Defendant alternatively contends that it is entitled to judgment as a matter of law because, even if Plaintiffs have met their initial burden of proof, they have not submitted any evidence that an adequate warning would have changed Dr. Zylstra's prescribing decision. But Defendant misconstrues Massachusetts law. Under the burden-shifting framework set forth in Garside , if a plaintiff produces sufficient evidence to establish that the defendant failed to warn of a non-obvious risk about which it knew or should have known, he or she is entitled to the rebuttable presumption that his or her physicians "would have heeded an adequate warning." See Garside , 976 F.2d at 81. Thus, where—as here—a plaintiff has met his or her initial burden of production, the absence of any evidence that an adequate warning would have changed the physician's prescribing decision is not, by itself, dispositive. Defendant must offer evidence to rebut the presumption before the absence becomes relevant. As Defendant has not done so in this case, Defendant has not shown that it is entitled to judgment as a matter of law on this issue. The Court accordingly denies the motion as to Count I.
2. Breach of Implied Warranty and Fraud Claims (Counts VII, VIII, IX, and X)

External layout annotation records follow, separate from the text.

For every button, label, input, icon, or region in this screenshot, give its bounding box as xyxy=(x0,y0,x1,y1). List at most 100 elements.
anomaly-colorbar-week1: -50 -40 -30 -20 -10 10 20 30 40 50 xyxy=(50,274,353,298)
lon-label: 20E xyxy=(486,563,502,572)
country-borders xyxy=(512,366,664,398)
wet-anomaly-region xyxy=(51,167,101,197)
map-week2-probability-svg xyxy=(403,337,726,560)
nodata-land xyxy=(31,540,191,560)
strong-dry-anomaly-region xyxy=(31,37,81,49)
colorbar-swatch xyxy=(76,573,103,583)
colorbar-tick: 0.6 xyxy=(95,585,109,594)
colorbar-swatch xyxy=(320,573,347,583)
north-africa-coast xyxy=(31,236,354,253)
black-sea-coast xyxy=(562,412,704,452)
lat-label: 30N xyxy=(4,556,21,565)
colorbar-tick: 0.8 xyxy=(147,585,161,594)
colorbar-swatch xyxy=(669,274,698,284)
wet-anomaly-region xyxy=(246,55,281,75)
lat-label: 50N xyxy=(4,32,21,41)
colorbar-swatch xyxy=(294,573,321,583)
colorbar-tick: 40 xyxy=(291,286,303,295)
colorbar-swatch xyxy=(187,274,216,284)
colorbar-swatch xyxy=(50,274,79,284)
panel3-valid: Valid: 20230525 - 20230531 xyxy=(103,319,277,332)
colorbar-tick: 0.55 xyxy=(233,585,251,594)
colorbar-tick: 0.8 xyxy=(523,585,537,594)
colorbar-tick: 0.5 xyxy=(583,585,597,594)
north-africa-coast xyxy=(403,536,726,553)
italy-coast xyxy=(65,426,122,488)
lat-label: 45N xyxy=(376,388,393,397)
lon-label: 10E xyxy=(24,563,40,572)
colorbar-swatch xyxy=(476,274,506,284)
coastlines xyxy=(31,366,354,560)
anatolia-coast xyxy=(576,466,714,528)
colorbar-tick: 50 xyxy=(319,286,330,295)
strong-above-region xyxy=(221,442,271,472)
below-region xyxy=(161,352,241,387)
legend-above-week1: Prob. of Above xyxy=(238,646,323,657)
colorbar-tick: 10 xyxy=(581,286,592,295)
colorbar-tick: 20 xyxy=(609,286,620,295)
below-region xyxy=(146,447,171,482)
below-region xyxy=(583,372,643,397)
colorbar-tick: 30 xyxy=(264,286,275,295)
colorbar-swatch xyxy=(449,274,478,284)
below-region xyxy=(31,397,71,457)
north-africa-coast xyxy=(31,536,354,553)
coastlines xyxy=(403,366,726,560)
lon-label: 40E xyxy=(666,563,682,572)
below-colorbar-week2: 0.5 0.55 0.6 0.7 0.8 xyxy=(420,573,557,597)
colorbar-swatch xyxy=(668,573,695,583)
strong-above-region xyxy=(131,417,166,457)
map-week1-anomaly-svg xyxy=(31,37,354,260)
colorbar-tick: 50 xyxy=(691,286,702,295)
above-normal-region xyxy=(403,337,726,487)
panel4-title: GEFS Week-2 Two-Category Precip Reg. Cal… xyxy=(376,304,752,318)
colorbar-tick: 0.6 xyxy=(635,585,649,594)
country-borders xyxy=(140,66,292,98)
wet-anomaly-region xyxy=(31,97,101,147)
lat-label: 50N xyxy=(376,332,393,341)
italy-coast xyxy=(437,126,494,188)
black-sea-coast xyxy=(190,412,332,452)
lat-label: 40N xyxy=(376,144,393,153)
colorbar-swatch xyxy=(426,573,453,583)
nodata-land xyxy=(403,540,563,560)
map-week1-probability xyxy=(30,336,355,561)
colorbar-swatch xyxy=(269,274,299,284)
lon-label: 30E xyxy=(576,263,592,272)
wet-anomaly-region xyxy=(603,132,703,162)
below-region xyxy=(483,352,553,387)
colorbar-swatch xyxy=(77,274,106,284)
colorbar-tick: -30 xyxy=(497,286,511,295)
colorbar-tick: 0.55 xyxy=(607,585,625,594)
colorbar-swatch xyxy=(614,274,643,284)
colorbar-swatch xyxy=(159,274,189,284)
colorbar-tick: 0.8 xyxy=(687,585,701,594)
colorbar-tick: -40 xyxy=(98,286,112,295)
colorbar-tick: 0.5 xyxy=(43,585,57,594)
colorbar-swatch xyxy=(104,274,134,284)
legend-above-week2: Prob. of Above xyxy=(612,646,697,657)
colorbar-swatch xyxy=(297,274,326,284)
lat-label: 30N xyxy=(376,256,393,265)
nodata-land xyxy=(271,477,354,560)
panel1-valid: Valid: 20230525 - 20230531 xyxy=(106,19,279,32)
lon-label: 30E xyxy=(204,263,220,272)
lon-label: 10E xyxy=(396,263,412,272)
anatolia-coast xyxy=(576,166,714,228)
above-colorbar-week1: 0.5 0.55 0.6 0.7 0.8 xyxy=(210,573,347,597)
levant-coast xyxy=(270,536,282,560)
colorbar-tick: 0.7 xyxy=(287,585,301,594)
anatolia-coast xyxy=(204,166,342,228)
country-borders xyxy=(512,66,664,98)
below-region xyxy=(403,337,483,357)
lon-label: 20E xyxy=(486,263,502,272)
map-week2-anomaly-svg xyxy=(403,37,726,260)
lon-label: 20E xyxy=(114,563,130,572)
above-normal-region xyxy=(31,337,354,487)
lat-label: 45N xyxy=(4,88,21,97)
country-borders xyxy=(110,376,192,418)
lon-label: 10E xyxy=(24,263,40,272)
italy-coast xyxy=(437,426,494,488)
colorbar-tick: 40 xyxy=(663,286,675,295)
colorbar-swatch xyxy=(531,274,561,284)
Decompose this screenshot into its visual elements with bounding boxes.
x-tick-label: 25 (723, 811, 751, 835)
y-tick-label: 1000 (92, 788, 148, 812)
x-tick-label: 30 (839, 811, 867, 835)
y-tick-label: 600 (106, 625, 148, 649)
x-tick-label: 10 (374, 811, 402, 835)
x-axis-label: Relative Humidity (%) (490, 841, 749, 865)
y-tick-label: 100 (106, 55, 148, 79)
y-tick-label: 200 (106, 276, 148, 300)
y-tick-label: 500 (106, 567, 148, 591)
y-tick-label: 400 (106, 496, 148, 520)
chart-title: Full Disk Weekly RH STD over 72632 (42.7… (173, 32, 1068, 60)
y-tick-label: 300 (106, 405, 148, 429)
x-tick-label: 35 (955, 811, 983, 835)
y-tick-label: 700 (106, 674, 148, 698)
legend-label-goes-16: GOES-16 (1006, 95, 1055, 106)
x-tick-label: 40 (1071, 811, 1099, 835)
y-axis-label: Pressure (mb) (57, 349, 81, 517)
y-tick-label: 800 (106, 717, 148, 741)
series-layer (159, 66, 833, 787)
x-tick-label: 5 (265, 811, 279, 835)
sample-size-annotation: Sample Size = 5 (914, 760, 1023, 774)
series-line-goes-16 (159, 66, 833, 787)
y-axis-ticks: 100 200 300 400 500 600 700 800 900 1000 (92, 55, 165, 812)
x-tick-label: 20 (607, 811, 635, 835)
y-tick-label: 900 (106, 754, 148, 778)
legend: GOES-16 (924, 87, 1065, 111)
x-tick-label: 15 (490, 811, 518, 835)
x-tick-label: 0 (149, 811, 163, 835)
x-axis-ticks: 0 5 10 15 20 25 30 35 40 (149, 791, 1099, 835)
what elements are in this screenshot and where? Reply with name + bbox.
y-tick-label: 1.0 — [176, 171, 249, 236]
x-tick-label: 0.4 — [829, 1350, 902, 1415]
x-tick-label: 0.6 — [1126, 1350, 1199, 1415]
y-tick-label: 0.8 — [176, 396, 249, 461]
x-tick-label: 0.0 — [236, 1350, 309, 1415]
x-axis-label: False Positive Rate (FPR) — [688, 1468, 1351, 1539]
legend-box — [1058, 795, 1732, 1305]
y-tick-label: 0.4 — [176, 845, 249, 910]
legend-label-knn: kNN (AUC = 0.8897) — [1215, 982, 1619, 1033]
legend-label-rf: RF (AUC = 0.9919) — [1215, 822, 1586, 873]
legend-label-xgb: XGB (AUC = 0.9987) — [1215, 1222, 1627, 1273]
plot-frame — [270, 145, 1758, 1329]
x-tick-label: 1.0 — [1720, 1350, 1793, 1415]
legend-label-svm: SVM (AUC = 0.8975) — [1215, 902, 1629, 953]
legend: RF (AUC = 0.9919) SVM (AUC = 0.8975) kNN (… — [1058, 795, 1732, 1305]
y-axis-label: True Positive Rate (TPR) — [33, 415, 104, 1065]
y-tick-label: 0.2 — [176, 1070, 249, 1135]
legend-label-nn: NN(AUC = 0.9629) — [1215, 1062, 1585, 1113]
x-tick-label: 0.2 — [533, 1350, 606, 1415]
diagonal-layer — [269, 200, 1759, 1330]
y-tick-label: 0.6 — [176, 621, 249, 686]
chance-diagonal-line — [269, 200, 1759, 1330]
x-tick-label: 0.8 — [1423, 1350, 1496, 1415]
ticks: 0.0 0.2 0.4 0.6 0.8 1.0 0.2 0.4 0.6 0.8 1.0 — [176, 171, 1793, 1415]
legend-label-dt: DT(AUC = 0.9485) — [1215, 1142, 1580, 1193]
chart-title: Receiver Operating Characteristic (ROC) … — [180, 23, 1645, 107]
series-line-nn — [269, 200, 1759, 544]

Defendant contends that Plaintiffs’ warranty and fraud claims are repackaged failure to warn claims and should fail for the same reasons. But as noted above, the Court disagrees that Defendant is entitled to judgment as a matter of law on Plaintiffs’ failure to warn claims. The Court accordingly declines to grant summary judgment as to Count VII, VIII, IX, and X.
Conclusion
For the reasons stated above, Defendant's motion for summary judgment (Docket No. 34) is granted in part and denied in part . Defendant is entitled to judgment as a matter of law on Counts II, III, IV, V, VI, XI, XIII, and XV. Counts I, VII, VIII, IX, and X survive this motion.